“We’ve been developing a deep learning algorithm that can automatically detect pneumonia and related findings in chest X-rays,” said Jeremy Irvin, a PhD student at Stanford, and member of the research team. “In this initial study, we’ve demonstrated the algorithm’s potential by validating it on patients in the emergency departments at Intermountain Healthcare. Our hope is that the algorithm can improve the quality of pneumonia care at Intermountain, from improving diagnostic accuracy to reducing time to diagnosis.”
Developed by Intermountain Healthcare and Stanford University, the developed AI system will help to faster and more accurately detect the presence of Pneumonia within a short time span of about 10 seconds; doing this will aid with developing a faster means of treating patients, especially the severely ill patients.

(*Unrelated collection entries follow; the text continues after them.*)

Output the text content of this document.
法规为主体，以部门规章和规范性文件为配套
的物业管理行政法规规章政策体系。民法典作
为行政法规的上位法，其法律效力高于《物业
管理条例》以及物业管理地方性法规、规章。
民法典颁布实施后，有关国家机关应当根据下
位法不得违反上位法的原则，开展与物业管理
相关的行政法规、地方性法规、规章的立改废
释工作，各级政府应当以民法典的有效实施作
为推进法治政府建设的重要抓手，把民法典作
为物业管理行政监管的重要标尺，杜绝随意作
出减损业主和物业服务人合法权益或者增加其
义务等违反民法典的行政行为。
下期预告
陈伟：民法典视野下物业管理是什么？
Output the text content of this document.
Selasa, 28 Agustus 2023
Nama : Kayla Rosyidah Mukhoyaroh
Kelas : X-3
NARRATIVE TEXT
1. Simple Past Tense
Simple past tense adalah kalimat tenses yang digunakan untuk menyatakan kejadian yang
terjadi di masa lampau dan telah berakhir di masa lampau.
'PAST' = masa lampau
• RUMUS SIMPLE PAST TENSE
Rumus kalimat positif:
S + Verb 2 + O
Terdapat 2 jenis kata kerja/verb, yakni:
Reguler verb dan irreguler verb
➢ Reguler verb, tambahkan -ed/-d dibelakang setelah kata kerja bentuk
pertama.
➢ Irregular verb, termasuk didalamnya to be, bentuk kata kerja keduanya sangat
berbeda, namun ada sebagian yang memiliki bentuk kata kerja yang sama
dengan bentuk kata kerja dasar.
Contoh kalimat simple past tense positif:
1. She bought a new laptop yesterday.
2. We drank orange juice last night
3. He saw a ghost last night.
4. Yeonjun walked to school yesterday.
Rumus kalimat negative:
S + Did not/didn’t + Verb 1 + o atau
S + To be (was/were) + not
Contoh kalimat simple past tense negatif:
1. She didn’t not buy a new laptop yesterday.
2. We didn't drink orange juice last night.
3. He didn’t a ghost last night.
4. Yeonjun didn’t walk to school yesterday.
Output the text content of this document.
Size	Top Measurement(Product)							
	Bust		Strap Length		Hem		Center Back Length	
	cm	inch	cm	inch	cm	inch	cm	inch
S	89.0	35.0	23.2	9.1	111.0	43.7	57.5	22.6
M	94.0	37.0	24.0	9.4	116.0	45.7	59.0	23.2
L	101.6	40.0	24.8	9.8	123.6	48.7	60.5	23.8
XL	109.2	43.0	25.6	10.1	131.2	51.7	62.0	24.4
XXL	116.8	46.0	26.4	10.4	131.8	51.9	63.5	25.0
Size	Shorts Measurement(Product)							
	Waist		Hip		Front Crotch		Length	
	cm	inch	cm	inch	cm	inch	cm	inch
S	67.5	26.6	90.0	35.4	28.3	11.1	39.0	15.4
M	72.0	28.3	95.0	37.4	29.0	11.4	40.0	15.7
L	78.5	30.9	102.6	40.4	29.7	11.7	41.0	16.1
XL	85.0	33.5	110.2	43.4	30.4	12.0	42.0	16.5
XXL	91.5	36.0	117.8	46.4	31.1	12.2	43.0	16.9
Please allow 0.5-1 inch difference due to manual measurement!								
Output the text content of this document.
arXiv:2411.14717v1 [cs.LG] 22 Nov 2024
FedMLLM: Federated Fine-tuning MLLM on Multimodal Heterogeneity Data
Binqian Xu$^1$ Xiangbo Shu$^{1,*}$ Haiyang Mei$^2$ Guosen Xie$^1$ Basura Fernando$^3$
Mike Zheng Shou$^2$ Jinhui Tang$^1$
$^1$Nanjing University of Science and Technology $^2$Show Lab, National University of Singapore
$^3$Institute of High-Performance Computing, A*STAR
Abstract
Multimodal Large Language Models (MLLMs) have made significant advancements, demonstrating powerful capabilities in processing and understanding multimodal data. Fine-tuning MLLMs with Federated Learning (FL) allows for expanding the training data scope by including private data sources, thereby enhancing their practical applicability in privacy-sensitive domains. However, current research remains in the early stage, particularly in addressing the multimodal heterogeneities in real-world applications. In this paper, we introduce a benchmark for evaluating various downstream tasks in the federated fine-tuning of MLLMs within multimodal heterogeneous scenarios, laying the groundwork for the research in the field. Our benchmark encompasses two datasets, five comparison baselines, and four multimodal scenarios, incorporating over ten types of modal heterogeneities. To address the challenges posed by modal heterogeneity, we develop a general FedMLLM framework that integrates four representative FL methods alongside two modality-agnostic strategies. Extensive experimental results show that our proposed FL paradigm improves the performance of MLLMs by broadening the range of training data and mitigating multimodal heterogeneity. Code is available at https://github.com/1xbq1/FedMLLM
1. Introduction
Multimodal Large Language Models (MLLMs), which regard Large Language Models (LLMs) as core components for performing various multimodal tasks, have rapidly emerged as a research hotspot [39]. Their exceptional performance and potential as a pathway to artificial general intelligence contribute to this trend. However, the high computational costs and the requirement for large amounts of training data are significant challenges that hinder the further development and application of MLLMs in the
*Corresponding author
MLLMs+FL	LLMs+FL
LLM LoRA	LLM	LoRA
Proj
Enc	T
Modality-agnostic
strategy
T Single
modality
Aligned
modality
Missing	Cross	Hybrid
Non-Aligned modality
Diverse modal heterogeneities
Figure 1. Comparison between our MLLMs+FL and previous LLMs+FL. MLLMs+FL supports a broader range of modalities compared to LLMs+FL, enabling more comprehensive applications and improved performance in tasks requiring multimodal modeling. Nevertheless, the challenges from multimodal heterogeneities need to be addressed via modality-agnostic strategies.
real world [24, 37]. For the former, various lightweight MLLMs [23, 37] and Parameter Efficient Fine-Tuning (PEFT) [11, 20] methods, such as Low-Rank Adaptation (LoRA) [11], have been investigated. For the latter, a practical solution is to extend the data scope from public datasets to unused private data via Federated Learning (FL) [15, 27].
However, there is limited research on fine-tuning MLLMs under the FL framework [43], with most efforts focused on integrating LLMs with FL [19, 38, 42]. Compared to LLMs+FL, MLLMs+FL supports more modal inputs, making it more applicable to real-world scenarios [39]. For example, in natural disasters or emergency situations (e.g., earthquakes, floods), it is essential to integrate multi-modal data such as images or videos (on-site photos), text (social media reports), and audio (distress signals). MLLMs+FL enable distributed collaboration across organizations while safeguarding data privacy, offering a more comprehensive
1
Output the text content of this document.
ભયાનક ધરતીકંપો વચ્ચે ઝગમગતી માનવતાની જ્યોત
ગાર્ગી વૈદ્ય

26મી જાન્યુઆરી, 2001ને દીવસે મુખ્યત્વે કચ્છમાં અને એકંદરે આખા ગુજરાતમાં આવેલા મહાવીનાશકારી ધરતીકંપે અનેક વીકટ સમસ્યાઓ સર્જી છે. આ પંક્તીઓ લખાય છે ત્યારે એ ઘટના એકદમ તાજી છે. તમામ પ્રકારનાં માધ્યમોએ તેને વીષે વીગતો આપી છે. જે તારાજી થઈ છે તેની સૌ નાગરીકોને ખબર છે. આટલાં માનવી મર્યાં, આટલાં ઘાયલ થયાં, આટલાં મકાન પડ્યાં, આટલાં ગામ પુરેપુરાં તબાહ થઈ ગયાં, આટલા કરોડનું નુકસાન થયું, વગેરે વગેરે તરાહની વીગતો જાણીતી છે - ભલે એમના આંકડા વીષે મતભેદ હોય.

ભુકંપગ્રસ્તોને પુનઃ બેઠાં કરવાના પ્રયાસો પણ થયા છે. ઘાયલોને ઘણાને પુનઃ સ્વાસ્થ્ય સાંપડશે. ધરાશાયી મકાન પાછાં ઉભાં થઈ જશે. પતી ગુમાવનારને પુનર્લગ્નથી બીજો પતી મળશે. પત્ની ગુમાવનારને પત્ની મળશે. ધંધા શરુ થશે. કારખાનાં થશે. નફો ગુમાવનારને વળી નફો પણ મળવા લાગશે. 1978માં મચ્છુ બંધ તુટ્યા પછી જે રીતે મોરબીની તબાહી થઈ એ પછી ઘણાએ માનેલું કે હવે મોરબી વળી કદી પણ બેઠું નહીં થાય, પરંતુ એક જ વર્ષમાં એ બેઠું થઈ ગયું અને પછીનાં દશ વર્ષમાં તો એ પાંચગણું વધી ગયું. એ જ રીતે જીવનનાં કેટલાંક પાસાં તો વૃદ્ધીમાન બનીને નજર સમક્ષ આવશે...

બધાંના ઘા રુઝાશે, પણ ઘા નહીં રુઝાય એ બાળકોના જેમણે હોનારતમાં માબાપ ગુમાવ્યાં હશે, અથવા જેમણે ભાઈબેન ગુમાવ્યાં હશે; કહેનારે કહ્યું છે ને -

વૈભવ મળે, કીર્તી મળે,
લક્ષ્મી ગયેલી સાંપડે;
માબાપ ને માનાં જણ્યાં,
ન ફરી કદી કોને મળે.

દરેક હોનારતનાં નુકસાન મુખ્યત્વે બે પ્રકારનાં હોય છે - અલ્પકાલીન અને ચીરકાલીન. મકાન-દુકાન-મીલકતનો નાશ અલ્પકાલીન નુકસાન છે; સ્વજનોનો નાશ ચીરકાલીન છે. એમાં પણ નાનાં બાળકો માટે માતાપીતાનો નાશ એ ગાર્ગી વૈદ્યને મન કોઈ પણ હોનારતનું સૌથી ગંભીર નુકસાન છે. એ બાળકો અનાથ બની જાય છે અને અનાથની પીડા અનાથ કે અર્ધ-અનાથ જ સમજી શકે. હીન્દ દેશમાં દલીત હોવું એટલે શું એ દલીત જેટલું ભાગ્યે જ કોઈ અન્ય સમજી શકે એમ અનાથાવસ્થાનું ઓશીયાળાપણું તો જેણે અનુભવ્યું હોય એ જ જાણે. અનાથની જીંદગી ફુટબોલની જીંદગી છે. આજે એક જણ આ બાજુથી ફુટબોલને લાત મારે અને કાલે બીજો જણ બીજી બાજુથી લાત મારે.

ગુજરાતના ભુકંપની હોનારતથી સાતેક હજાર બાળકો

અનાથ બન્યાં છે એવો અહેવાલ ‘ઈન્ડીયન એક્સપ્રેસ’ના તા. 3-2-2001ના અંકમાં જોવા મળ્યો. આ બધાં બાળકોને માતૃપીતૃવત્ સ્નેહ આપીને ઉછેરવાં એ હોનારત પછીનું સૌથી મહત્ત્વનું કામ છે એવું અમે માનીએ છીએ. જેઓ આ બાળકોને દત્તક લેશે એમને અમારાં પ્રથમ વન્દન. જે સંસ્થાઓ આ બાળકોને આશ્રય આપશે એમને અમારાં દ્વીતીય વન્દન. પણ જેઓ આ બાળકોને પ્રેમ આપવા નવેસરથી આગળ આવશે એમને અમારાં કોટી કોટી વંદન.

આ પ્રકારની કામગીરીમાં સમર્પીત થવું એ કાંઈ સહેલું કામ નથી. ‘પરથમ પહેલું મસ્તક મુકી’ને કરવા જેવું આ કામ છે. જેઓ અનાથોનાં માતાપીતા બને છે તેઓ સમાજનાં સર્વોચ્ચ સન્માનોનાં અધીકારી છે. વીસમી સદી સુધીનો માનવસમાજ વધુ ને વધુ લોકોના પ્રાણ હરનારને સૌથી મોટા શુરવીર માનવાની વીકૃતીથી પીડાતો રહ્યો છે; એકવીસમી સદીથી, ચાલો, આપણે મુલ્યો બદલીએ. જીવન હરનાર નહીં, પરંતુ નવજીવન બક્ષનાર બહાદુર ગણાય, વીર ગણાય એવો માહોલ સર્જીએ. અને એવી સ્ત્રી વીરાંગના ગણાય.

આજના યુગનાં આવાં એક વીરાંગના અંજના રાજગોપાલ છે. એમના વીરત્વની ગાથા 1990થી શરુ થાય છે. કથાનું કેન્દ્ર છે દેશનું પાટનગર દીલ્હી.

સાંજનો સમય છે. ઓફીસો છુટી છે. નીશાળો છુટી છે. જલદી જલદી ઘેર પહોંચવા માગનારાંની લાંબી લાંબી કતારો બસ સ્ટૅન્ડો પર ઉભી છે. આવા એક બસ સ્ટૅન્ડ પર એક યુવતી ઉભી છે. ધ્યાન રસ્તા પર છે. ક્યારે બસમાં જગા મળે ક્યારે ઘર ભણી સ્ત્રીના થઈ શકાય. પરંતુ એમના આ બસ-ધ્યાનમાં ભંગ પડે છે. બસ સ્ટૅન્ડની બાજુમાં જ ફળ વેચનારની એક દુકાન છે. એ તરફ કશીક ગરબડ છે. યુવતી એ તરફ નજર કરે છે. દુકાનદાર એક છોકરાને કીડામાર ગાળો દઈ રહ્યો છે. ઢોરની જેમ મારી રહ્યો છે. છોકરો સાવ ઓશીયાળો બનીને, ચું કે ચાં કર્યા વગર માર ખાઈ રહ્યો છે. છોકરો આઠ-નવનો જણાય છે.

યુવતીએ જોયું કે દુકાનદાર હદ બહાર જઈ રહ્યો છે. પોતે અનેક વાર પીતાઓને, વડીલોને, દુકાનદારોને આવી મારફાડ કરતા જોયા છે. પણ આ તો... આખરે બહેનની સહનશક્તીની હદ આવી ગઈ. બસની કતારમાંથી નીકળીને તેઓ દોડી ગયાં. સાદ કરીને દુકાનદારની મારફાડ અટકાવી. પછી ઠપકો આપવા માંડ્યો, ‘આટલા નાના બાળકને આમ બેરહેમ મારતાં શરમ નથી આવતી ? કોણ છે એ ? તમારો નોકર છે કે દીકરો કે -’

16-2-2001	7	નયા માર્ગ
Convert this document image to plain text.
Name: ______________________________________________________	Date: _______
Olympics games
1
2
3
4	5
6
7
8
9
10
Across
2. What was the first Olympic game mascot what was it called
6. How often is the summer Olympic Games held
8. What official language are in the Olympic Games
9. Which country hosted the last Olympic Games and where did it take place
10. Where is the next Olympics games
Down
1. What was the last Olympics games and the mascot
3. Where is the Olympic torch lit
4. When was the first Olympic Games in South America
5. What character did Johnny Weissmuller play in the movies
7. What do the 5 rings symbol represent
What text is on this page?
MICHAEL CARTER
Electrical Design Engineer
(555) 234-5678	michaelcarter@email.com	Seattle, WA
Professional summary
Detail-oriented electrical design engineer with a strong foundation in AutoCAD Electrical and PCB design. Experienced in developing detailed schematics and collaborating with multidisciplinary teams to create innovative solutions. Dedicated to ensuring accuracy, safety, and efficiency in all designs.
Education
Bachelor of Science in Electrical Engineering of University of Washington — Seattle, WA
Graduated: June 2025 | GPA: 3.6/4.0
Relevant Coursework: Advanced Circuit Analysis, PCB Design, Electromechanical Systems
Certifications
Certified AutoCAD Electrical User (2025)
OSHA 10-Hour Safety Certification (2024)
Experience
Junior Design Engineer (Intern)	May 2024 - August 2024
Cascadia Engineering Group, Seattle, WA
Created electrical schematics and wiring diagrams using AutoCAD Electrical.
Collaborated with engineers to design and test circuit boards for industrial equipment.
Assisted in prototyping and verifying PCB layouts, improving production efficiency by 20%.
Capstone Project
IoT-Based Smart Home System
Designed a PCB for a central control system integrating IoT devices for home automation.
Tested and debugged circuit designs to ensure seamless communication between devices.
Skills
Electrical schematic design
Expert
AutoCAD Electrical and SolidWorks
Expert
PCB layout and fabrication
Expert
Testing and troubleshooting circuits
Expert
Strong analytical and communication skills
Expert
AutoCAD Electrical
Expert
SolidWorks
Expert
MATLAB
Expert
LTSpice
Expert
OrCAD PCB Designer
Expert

“CheXpert is going to be faster and as accurate as radiologists viewing the studies. It’s an exciting new way of thinking about diagnosing and treating patients to provide the very best care possible,” said Nathan C. Dean, MD, principal investigator of the study, and section chief of pulmonary and critical care medicine at Intermountain Medical Center in Salt Lake City. For most emergency departments where ePNa is not available, the CheXpert model could provide the information from chest X-rays directly to clinicians. “Using the CheXpert system, we found the interpretation time was very swift and the accuracy of the report to be very high,” he added.
Findings from the collaborative study were presented at the European Respiratory Society’s International Congress 2019, held in Madrid, Spain, this week.
“A 2013 study published in JAMA Internal Medicine found that 59 percent of errors made by ePNA were due to NLP processing of radiologist reports, so we’re eager to replace it with a better, faster system,” Dr. Dean said.